Son passati diciotto anni dal loro primo, epocale, lavoro. Ricordo che si gridò quasi al miracolo. Anche in Italia si poteva, si riusciva a fare musica di respiro internazionale, con un’etichetta piccola e combattiva, la Homesleep (senza contari i primi Ep editi da Gamma Pop, Fiction.Friction, Zum).
I Giardini di Mirò licenziarono il loro primo full lenght “Rise and Fall of Academic Drifting” dando vita ad un excursus che, nel tempo si è sviluppato in lungo ed in largo, mai cedendo alle sirene del già sentito.
Cinque anni fa, il loro ultimo disco, “Rapsodia satantica”, che va a ricollegarsi ad un precedente esperimento: sonorizzare ex novo, pellicole di film muti.
Scomparsa, purtroppo la Homesleep, ci hanno pensato le label 2nd Rec, Unhip e Santeria/Audioglobe a supportare il gruppo emiliano che, pochi giorni fa è tornato sul mercato con “Different times” per la 42 Records.

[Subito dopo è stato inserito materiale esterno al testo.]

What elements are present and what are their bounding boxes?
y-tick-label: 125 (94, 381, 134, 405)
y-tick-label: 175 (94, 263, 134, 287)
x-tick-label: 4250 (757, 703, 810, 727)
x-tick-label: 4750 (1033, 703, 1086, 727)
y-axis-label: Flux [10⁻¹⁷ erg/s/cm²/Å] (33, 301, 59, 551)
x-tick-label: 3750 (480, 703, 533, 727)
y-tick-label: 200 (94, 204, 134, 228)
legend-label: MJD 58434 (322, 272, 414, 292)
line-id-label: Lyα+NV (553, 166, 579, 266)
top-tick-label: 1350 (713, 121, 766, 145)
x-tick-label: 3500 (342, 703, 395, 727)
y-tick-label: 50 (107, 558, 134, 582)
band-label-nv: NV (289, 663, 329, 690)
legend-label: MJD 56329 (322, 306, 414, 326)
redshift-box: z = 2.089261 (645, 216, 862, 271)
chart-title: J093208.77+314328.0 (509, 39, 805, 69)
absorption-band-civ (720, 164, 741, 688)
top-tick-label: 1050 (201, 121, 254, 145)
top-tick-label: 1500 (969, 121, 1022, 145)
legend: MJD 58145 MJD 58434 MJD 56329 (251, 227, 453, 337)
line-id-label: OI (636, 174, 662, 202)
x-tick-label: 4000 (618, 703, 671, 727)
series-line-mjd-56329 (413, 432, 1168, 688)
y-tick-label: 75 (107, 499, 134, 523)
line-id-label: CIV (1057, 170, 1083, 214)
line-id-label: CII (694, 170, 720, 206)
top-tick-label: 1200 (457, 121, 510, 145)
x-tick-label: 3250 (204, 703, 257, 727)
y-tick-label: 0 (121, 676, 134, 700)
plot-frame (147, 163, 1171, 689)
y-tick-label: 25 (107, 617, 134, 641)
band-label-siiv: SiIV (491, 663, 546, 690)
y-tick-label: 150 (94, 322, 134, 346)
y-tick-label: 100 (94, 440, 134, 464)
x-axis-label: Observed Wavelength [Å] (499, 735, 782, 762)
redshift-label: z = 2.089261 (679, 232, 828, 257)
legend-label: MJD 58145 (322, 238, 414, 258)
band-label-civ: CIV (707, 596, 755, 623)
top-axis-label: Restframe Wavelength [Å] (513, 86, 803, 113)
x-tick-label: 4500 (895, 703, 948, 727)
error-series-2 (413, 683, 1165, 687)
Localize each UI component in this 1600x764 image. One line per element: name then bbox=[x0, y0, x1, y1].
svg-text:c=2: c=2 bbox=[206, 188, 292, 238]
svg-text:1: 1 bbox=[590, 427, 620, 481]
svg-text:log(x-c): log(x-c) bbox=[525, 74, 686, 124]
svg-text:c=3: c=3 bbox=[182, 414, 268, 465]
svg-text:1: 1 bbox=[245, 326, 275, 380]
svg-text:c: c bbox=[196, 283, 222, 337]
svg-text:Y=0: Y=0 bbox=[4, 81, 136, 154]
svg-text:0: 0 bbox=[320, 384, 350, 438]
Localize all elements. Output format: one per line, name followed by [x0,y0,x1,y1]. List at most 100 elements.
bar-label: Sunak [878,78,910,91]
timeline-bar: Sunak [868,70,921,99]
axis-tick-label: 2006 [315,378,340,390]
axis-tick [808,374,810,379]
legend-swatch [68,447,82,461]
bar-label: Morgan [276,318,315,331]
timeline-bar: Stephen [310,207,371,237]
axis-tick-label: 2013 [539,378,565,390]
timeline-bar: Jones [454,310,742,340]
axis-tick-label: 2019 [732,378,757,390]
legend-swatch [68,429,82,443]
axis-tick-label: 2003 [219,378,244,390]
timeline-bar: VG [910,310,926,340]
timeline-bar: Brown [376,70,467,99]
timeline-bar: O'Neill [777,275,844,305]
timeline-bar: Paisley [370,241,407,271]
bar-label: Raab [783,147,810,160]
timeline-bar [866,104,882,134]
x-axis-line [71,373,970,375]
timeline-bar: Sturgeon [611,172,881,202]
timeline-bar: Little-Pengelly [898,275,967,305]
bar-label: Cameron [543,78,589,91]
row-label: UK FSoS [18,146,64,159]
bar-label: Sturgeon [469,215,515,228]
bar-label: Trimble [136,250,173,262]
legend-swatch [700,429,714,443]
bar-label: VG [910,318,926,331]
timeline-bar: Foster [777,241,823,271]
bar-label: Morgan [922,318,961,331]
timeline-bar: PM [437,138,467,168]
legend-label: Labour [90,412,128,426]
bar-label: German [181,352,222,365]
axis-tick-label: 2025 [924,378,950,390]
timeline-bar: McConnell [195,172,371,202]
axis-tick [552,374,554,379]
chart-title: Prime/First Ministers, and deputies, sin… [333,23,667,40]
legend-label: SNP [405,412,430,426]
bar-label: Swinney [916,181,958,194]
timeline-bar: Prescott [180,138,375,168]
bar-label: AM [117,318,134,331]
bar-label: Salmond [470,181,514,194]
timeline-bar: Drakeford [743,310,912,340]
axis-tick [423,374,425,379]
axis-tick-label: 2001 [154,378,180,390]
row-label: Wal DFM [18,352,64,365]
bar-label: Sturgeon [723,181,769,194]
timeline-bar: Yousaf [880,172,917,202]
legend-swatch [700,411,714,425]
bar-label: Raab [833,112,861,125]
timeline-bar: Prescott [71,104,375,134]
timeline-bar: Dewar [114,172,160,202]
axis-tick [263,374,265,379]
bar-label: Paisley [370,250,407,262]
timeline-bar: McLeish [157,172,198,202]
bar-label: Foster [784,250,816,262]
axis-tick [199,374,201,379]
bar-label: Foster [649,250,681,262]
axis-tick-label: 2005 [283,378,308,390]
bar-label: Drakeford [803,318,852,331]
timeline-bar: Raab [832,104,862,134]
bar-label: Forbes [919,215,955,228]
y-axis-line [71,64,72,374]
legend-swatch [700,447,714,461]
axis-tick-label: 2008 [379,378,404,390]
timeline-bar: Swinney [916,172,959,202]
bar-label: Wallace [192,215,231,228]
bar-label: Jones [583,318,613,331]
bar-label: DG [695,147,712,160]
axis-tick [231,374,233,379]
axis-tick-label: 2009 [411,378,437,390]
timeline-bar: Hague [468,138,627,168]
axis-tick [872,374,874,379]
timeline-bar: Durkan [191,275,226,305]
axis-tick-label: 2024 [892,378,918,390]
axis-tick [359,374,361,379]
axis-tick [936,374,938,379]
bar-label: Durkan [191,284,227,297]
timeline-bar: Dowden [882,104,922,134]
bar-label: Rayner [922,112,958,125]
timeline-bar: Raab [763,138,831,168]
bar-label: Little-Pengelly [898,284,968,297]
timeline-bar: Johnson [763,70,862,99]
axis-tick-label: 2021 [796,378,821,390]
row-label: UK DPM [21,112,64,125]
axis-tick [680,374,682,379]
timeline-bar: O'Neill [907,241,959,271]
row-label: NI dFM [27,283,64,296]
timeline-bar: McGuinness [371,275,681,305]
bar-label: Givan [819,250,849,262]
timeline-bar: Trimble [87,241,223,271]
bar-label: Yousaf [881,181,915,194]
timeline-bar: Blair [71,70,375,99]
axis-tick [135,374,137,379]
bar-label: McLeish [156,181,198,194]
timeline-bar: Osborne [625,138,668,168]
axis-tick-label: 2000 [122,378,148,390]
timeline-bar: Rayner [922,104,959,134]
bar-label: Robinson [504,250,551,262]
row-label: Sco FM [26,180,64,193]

I primi 97 secondi dell’album, catturano immediatamente l’ascoltatore. E’ musica che andrebbe bene come colonna sonora di una qualsiasi immagine, un qualsiasi accadimento reale o onirico. Atmosfere che come da prassi richiamano i Mogwai e quando entra in scena la chitarra si flirta con i migliori pezzi degli Yo La Tengo.
Poi la magia iniziale sparisce, improvvisa, per lasciare spazio ad una batteria, insolitamente per la band, un po’ troppo invasiva.
Ma gli 8 minuti e passa della title track si connettono subito con i sensi di chi ascolta, facendolo entrare nel mondo immaginifico di questa storica band dell’indie italiano.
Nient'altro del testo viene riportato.